You can see the current and upcoming workshops at my website and if you sign up for the newsletter, you’ll receive info when new workshops are scheduled. I also announce them on Instagram, so you can follow there too!
Can you tell us about your influences, your conceptual framework, and the context in which your work fits in to a larger painting dialogue today?
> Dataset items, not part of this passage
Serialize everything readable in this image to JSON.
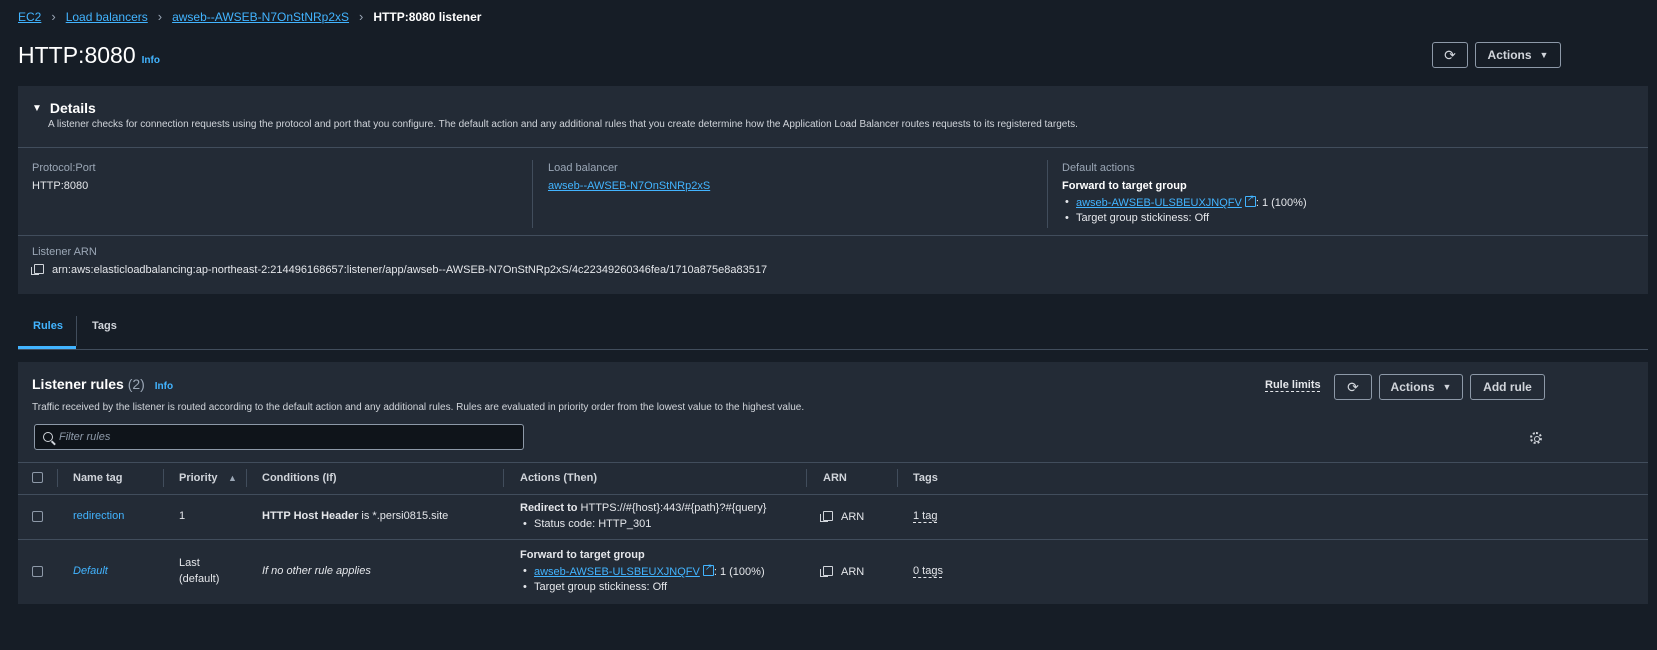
{
  "breadcrumb": {
    "items": [
      "EC2",
      "Load balancers",
      "awseb--AWSEB-N7OnStNRp2xS"
    ],
    "current": "HTTP:8080 listener"
  },
  "page": {
    "title": "HTTP:8080",
    "info": "Info"
  },
  "header_buttons": {
    "refresh_icon": "refresh-icon",
    "actions": "Actions"
  },
  "details": {
    "heading": "Details",
    "description": "A listener checks for connection requests using the protocol and port that you configure. The default action and any additional rules that you create determine how the Application Load Balancer routes requests to its registered targets.",
    "protocol_label": "Protocol:Port",
    "protocol_value": "HTTP:8080",
    "lb_label": "Load balancer",
    "lb_value": "awseb--AWSEB-N7OnStNRp2xS",
    "default_actions_label": "Default actions",
    "default_actions_title": "Forward to target group",
    "target_group_link": "awseb-AWSEB-ULSBEUXJNQFV",
    "target_group_weight": ": 1 (100%)",
    "stickiness": "Target group stickiness: Off",
    "arn_label": "Listener ARN",
    "arn_value": "arn:aws:elasticloadbalancing:ap-northeast-2:214496168657:listener/app/awseb--AWSEB-N7OnStNRp2xS/4c22349260346fea/1710a875e8a83517"
  },
  "tabs": [
    "Rules",
    "Tags"
  ],
  "rules": {
    "title": "Listener rules",
    "count": "(2)",
    "info": "Info",
    "description": "Traffic received by the listener is routed according to the default action and any additional rules. Rules are evaluated in priority order from the lowest value to the highest value.",
    "rule_limits": "Rule limits",
    "actions": "Actions",
    "add_rule": "Add rule",
    "filter_placeholder": "Filter rules",
    "columns": [
      "Name tag",
      "Priority",
      "Conditions (If)",
      "Actions (Then)",
      "ARN",
      "Tags"
    ],
    "rows": [
      {
        "name": "redirection",
        "priority": "1",
        "condition_bold": "HTTP Host Header",
        "condition_rest": " is *.persi0815.site",
        "action_bold": "Redirect to",
        "action_rest": " HTTPS://#{host}:443/#{path}?#{query}",
        "action_sub": "Status code: HTTP_301",
        "arn": "ARN",
        "tags": "1 tag"
      },
      {
        "name": "Default",
        "priority_line1": "Last",
        "priority_line2": "(default)",
        "condition": "If no other rule applies",
        "action_bold": "Forward to target group",
        "action_link": "awseb-AWSEB-ULSBEUXJNQFV",
        "action_weight": ": 1 (100%)",
        "action_sub": "Target group stickiness: Off",
        "arn": "ARN",
        "tags": "0 tags"
      }
    ]
  },
  "colors": {
    "link": "#42b4ff",
    "panel": "#232b36",
    "background": "#161d26"
  }
}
I went to school for illustration and my focus for most of my professional career has been commercial art. When I was coming up in school I loved the great American painters & western illustrators, especially Frederic Remington, NC Wyeth and John Singer Sargent. I was doing very different work then, but the color, feeling, and powerful narratives of their work will always remain with me. I talked about this a little in the interview, but my collegiate art history education was a general survey—now as I turn my focus to painting in a different way than the early part of my career, I am discovering all kinds of artists that are inspiring me. I squirrel away little nuggets of inspiration that manifest into my work and the way I approach my paintings. The painters I spend the most time looking at are Georgia O’Keeffe, Helen Frankenthaler, and Josef Albers. I took a workshop with the landscape painter Eric Merrell last year that was enlightening for me, and I remain an admirer of his work and methods.
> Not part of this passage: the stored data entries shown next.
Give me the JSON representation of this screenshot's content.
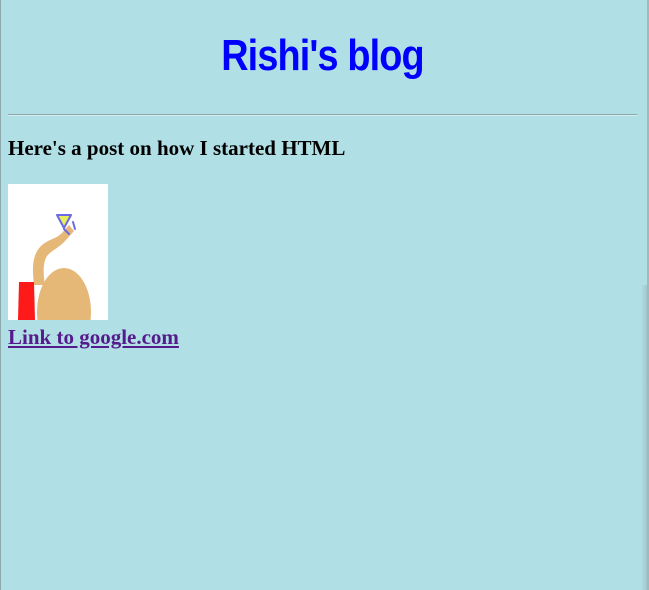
{
  "blog": {
    "title": "Rishi's blog",
    "post_heading": "Here's a post on how I started HTML",
    "link_text": "Link to google.com"
  },
  "colors": {
    "page_background": "#b0dfe5",
    "title_color": "#0000ff",
    "visited_link_color": "#551a8b"
  }
}
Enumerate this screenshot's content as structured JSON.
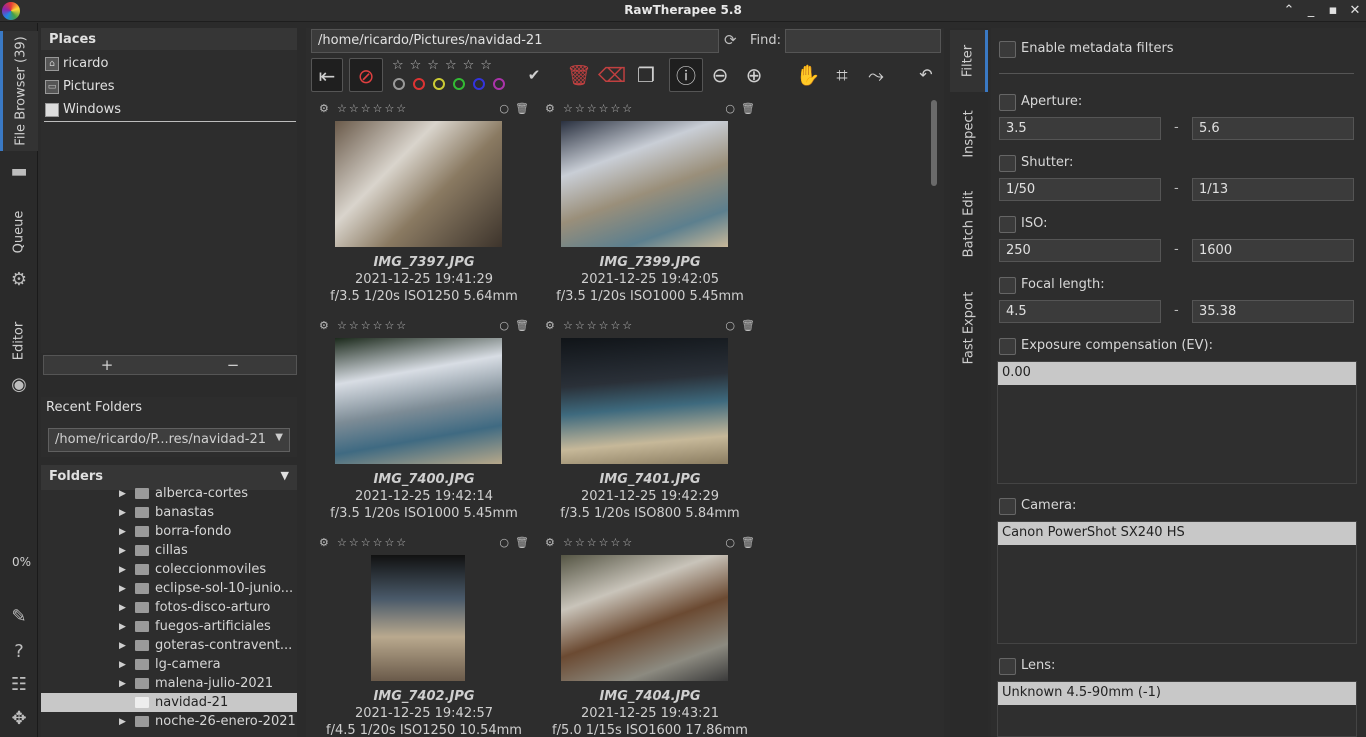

My paintings are exclusively influenced by landscape & plants, specifically the deserts of the US. Joshua Tree, Anza Borrego, and most recently the high desert of New Mexico. I want to express and capture a fleeting moment, place, and feeling in each painting. Nostalgia for a place and time that I experienced, but I try to make universal through the language of shape and color.
To be perfectly honest, I have no idea where it fits into the larger dialogue! I think, someday, I would like to be part of the dialogue, but that’s something to think about later. This practice feels very new to me, and I am savoring making it without worrying too much about anything else.
What is your favorite thing to do out here?
Hike in the national park. I hike by myself a lot and it’s my thinking time, and I try to get out there as much as I can. The only thing better is hike and a picnic, if friends are along!
Anything coming up soon we should know about with your work?
I’m working towards bigger paintings (so far everything has been small). I would love to do a larger show in the fall of some big work! I’m putting it out in the universe.